Los días nublados y amenazantes
cojo por la vereda de las acacias y allí se recorta el cielo entre los árboles.
Es tranquilizadora esa imagen. Luego subo las escaleras y me dirijo a la plaza
de la Concordia. Esa plaza dura y seca. Sin árboles y, la mayoría de las veces,
sin gente. Ese espacio amplio y diáfano salpicado de farolas y bancos me deja
muda como el cielo. Allí miro las nubes y es espectacular. Me quedo pasmada.
Surcan el cielo algunos pájaros pero no sabría decirte de qué especie. Me
gustaría preguntárselo al hombre que le da cuerda al mundo pero él aparece
siempre cuando menos me lo espero. Nunca puedo llamarlo cuando tengo una
pregunta que sé que él me resolvería en un abrir y cerrar de ojos. Quizá sea
mejor así. Que aparezca de improviso y todo sea una fiesta.

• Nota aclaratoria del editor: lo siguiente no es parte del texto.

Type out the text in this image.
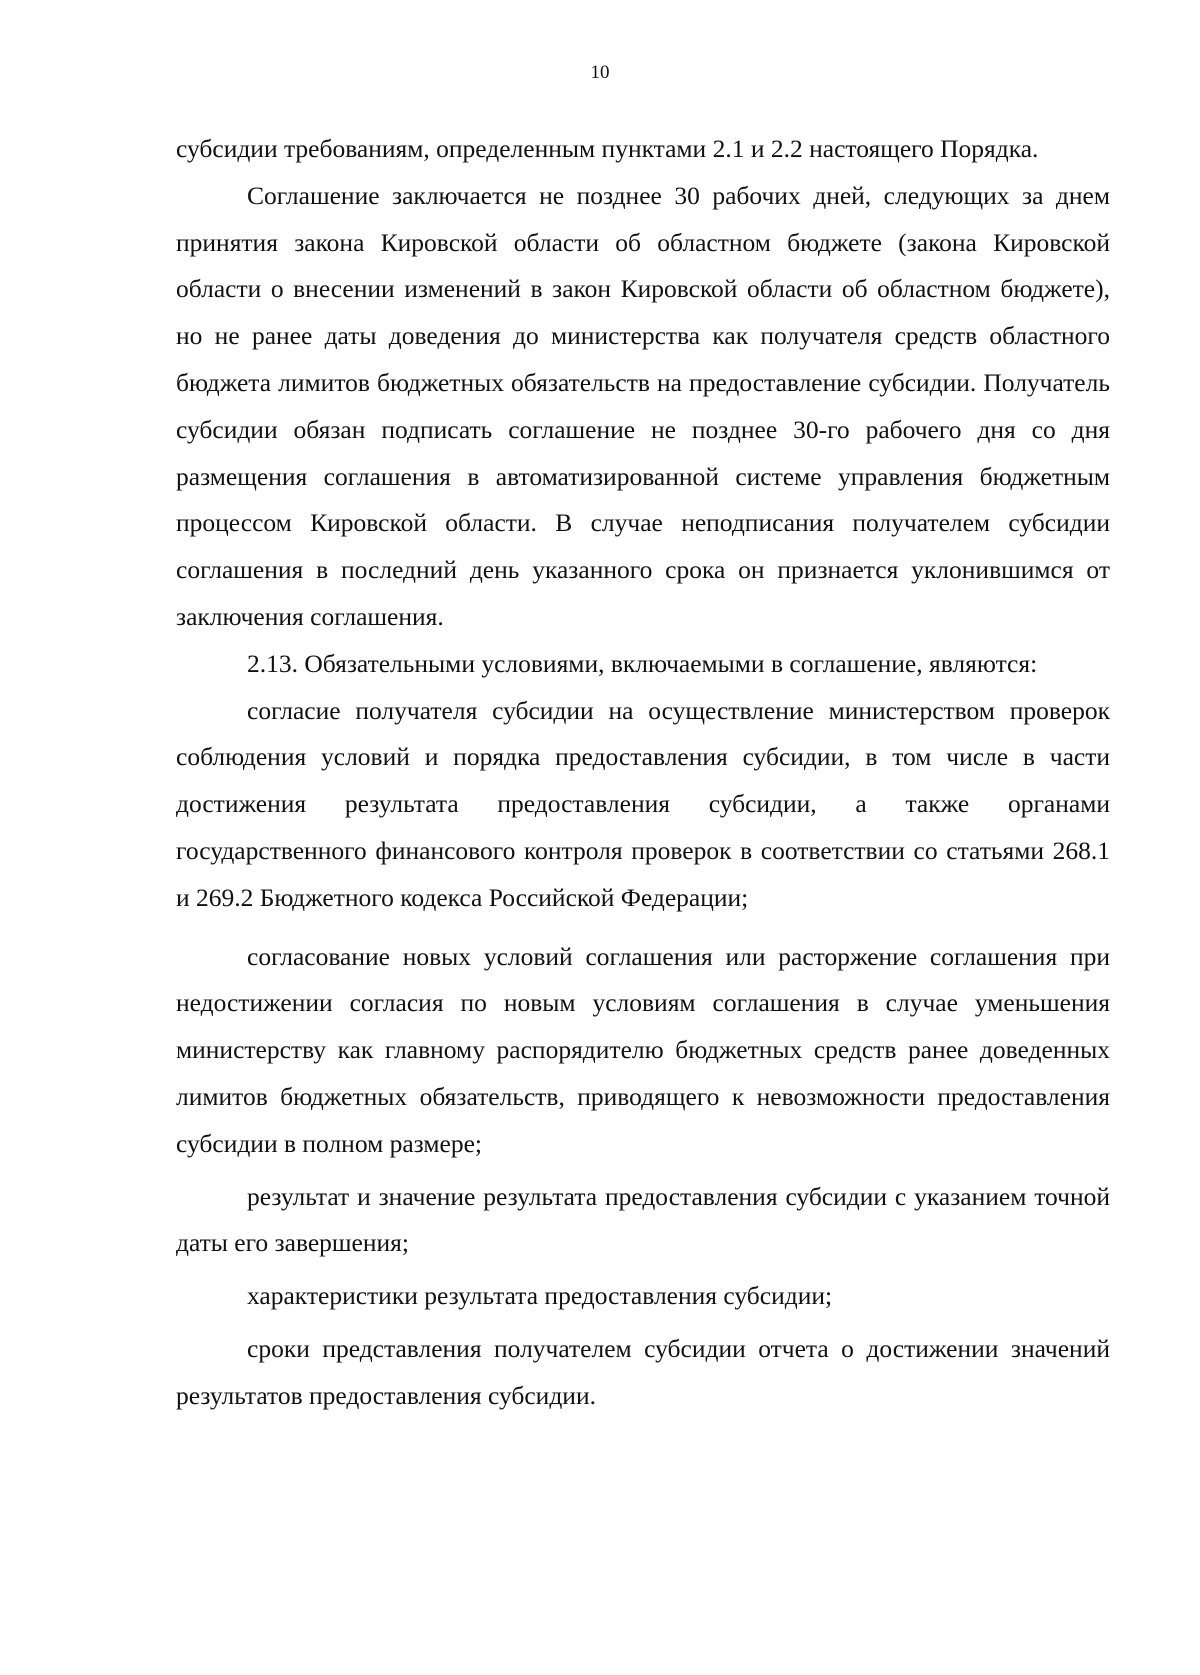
10

субсидии требованиям, определенным пунктами 2.1 и 2.2 настоящего Порядка.

Соглашение заключается не позднее 30 рабочих дней, следующих за днем принятия закона Кировской области об областном бюджете (закона Кировской области о внесении изменений в закон Кировской области об областном бюджете), но не ранее даты доведения до министерства как получателя средств областного бюджета лимитов бюджетных обязательств на предоставление субсидии. Получатель субсидии обязан подписать соглашение не позднее 30-го рабочего дня со дня размещения соглашения в автоматизированной системе управления бюджетным процессом Кировской области. В случае неподписания получателем субсидии соглашения в последний день указанного срока он признается уклонившимся от заключения соглашения.

2.13. Обязательными условиями, включаемыми в соглашение, являются:

согласие получателя субсидии на осуществление министерством проверок соблюдения условий и порядка предоставления субсидии, в том числе в части достижения результата предоставления субсидии, а также органами государственного финансового контроля проверок в соответствии со статьями 268.1 и 269.2 Бюджетного кодекса Российской Федерации;

согласование новых условий соглашения или расторжение соглашения при недостижении согласия по новым условиям соглашения в случае уменьшения министерству как главному распорядителю бюджетных средств ранее доведенных лимитов бюджетных обязательств, приводящего к невозможности предоставления субсидии в полном размере;

результат и значение результата предоставления субсидии с указанием точной даты его завершения;

характеристики результата предоставления субсидии;

сроки представления получателем субсидии отчета о достижении значений результатов предоставления субсидии.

También arremete contra mí esos
días un dolor agudo en el tobillo izquierdo. Desde que tuve el accidente no
deja de dolerme en estos días turbios. El dolor también es silencio mudo. Dios
me castiga con sus nubes negras, su silencio ensordecedor y el suplicio de
arrastrarme cojeando por la plaza de la Concordia. En mi tobillo se entrelazan
en una amalgama los hierros, el titanio y el aluminio junto con los tendones y
músculos. Menos mal que los pájaros sobrevuelan por encima de mi cabeza y ellos
no son mudos.
Hoy hace uno de esos días tan
inquietante en la ciudad del viento y amenaza tormentas toda la semana. Podrán
soportar mis hombros todo el peso del cielo, me pregunto. Podrá soportar mi
mente todo ese silencio de un Dios tan cobarde. Trato de tranquilizar todo este
desasosiego escuchando a Bach. Empieza a chispear. Se esfuma poco a poco con
las primeras gotas el silencio de Dios.